The relationship between art (and artists) and the church was a chilly one when I first came to faith in Christ in the `70’s. Evangelicalism had a serious case of amensia, leaving itself disconnected from 2000 years of church history. We got kitsch instead of thoughtful, provocative, beautiful art.
It’s a lovely thing to see the tide turning. Lovelier still, to be able to surf on it. The old, false, mean-spirited walls are crumbling. It is a slow process, but a hopeful one. I love the changes I see happening in the church’s attitude toward art. Here in Chicago:
Willow Creek does an amazing arts conference each June.
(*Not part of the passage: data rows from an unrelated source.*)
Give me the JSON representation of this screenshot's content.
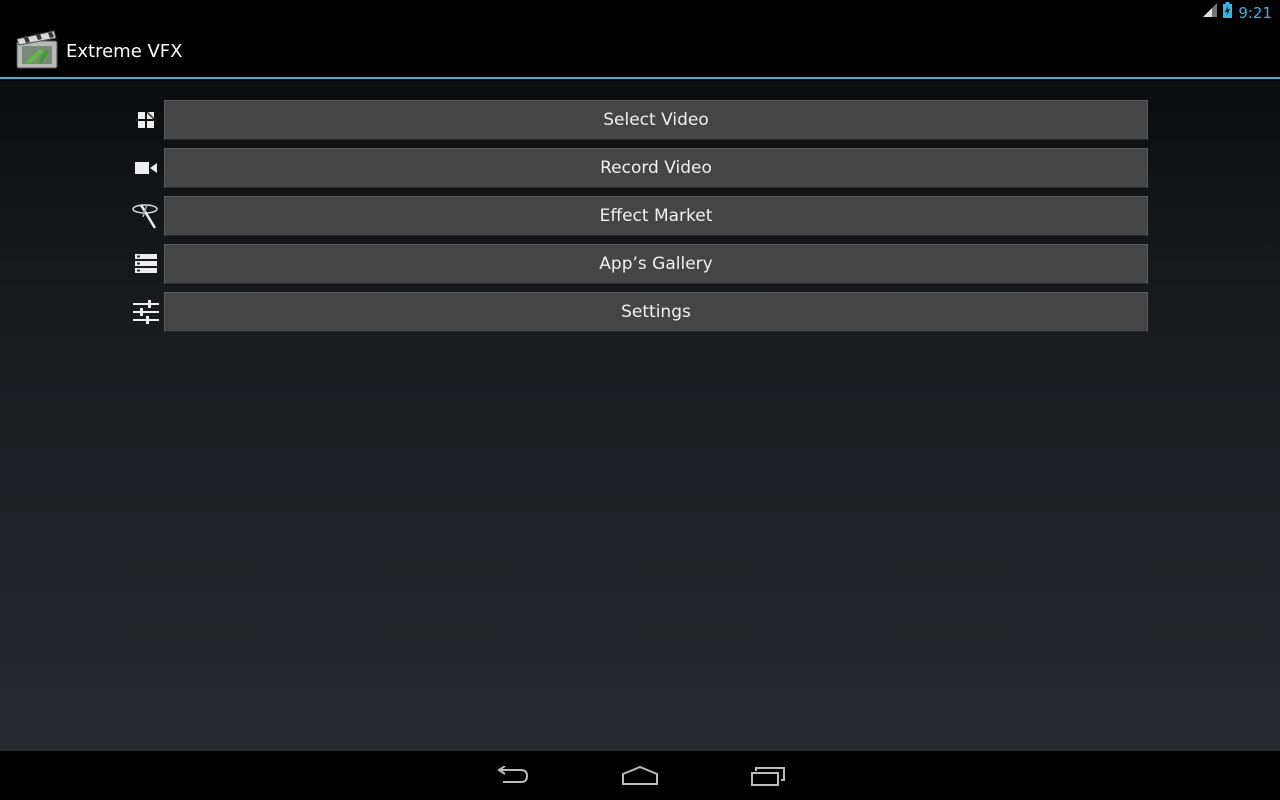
{
  "status": {
    "time": "9:21",
    "signal_icon": "signal-icon",
    "battery_icon": "battery-charging-icon",
    "accent": "#33b5e5"
  },
  "app": {
    "title": "Extreme VFX",
    "icon": "app-logo-clapperboard-icon"
  },
  "menu": [
    {
      "id": "select-video",
      "label": "Select Video",
      "icon": "grid-icon"
    },
    {
      "id": "record-video",
      "label": "Record Video",
      "icon": "video-camera-icon"
    },
    {
      "id": "effect-market",
      "label": "Effect Market",
      "icon": "magic-wand-icon"
    },
    {
      "id": "apps-gallery",
      "label": "App’s Gallery",
      "icon": "list-icon"
    },
    {
      "id": "settings",
      "label": "Settings",
      "icon": "sliders-icon"
    }
  ],
  "nav": {
    "back_icon": "back-icon",
    "home_icon": "home-icon",
    "recents_icon": "recents-icon"
  }
}
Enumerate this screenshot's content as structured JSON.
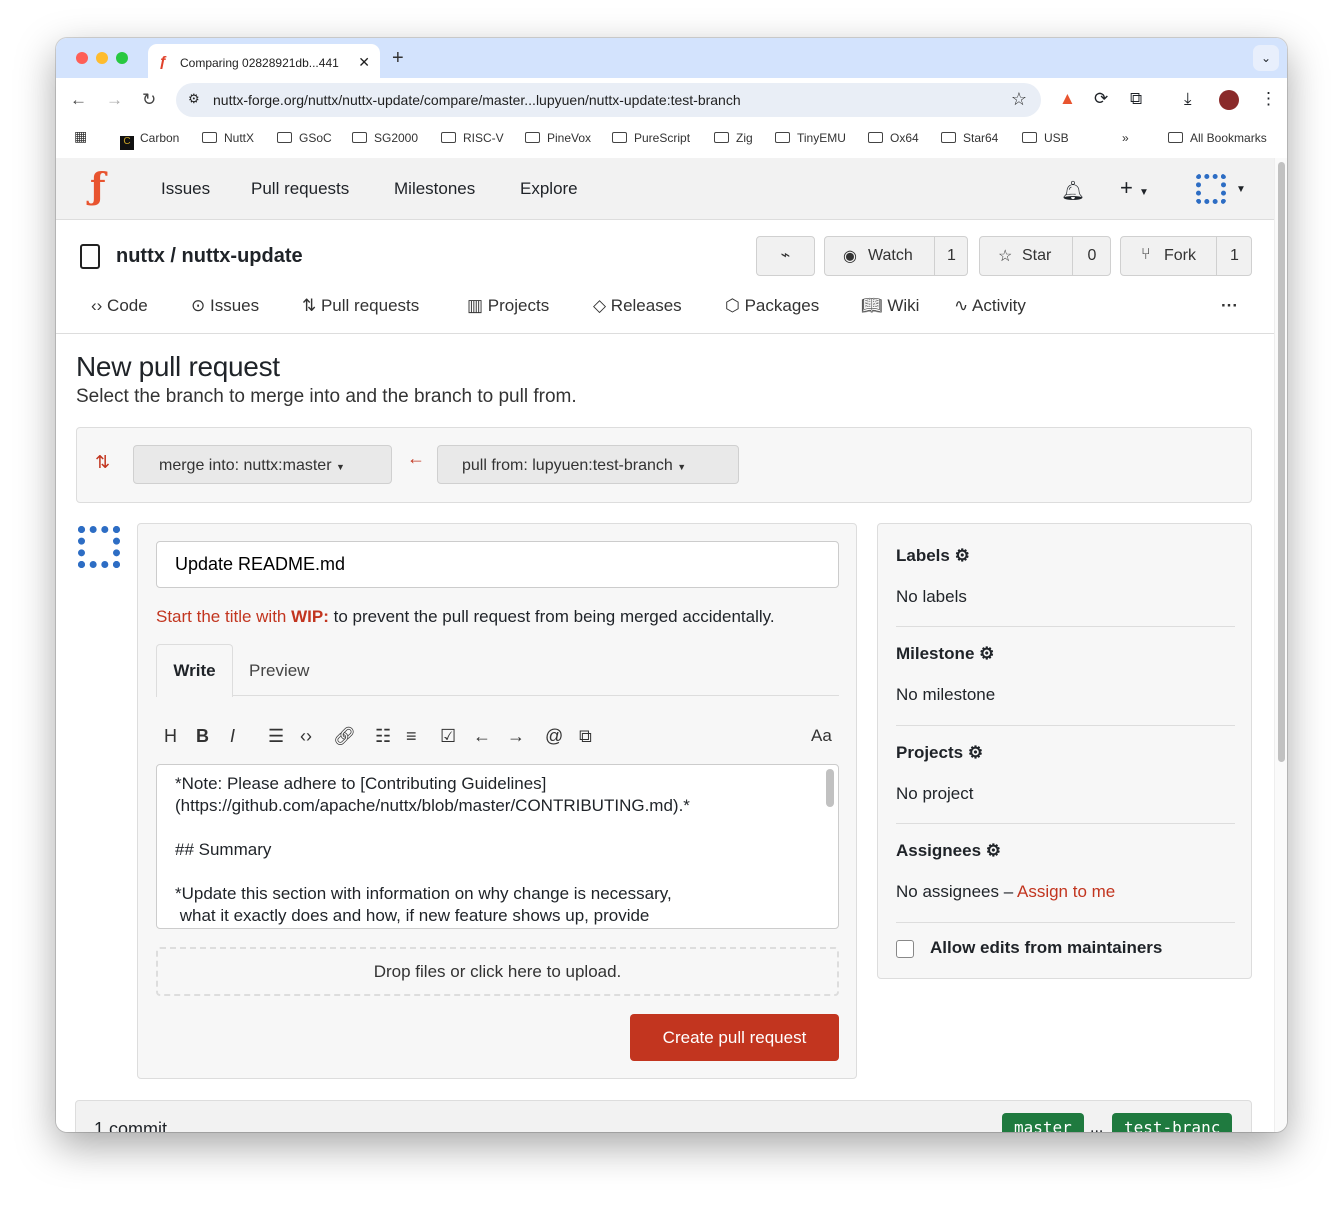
{
  "browser": {
    "tab_title": "Comparing 02828921db...441",
    "url": "nuttx-forge.org/nuttx/nuttx-update/compare/master...lupyuen/nuttx-update:test-branch",
    "bookmarks": [
      "Carbon",
      "NuttX",
      "GSoC",
      "SG2000",
      "RISC-V",
      "PineVox",
      "PureScript",
      "Zig",
      "TinyEMU",
      "Ox64",
      "Star64",
      "USB"
    ],
    "all_bookmarks": "All Bookmarks",
    "overflow": "»"
  },
  "topnav": {
    "items": [
      "Issues",
      "Pull requests",
      "Milestones",
      "Explore"
    ]
  },
  "repo": {
    "title": "nuttx / nuttx-update",
    "watch": "Watch",
    "watch_count": "1",
    "star": "Star",
    "star_count": "0",
    "fork": "Fork",
    "fork_count": "1",
    "tabs": [
      "Code",
      "Issues",
      "Pull requests",
      "Projects",
      "Releases",
      "Packages",
      "Wiki",
      "Activity"
    ]
  },
  "main": {
    "heading": "New pull request",
    "subheading": "Select the branch to merge into and the branch to pull from.",
    "merge_into": "merge into: nuttx:master",
    "pull_from": "pull from: lupyuen:test-branch",
    "title_value": "Update README.md",
    "wip_prefix": "Start the title with ",
    "wip_bold": "WIP:",
    "wip_suffix": " to prevent the pull request from being merged accidentally.",
    "tab_write": "Write",
    "tab_preview": "Preview",
    "font_toggle": "Aa",
    "body_lines": [
      "*Note: Please adhere to [Contributing Guidelines]",
      "(https://github.com/apache/nuttx/blob/master/CONTRIBUTING.md).*",
      "",
      "## Summary",
      "",
      "*Update this section with information on why change is necessary,",
      " what it exactly does and how, if new feature shows up, provide"
    ],
    "drop": "Drop files or click here to upload.",
    "create": "Create pull request"
  },
  "sidebar": {
    "labels": "Labels",
    "no_labels": "No labels",
    "milestone": "Milestone",
    "no_milestone": "No milestone",
    "projects": "Projects",
    "no_project": "No project",
    "assignees": "Assignees",
    "no_assignees": "No assignees –",
    "assign_me": "Assign to me",
    "allow_edits": "Allow edits from maintainers"
  },
  "commits": {
    "count": "1 commit",
    "base": "master",
    "sep": "...",
    "head": "test-branc"
  },
  "colors": {
    "accent": "#c2351f",
    "branch_green": "#1f7a3f"
  }
}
How I wish I was there this year. I followed the reporting on their conference blog, and it made me salivate as I read: http://2007artsconferenceblog.blogspot.com/
Karitos, that unpredictable, scrappy, vagabond and completely delightful multi-disciplinary arts conference, continues to be held each year: www.karitos.com.
Artists who happen to be Christians make art. Write books. Create music. I am on a mailing list for a group that is trying to gather for artist support and discussion in Chicago. The groups’s purpose is not to help its members figure out how to paint a pastel picture with a Bible verse (taken out of context) on it – but how people of faith can create excellent art. I’m hoping to visit this group at one of their upcoming gatherings. I’ll let you know what its like.
* * * * * * *
On a separate note: Though I’m not sure you can call it art, my sons Ben and Jacob are now the proud hosts of a radio show being broadcast over the FCC airwaves at WNUR-FM , the Northwestern University radio station. The dudes will be on the air from 5-7 a.m. every Saturday through the summer, and, if you’re an early riser with titanium eardrums, you can also listen to them online. Ben and Jake play bands most people have never heard of (including me) including Deerhoof, The Shags, Old Canes, Jana Hunter and Tragedy Skit System.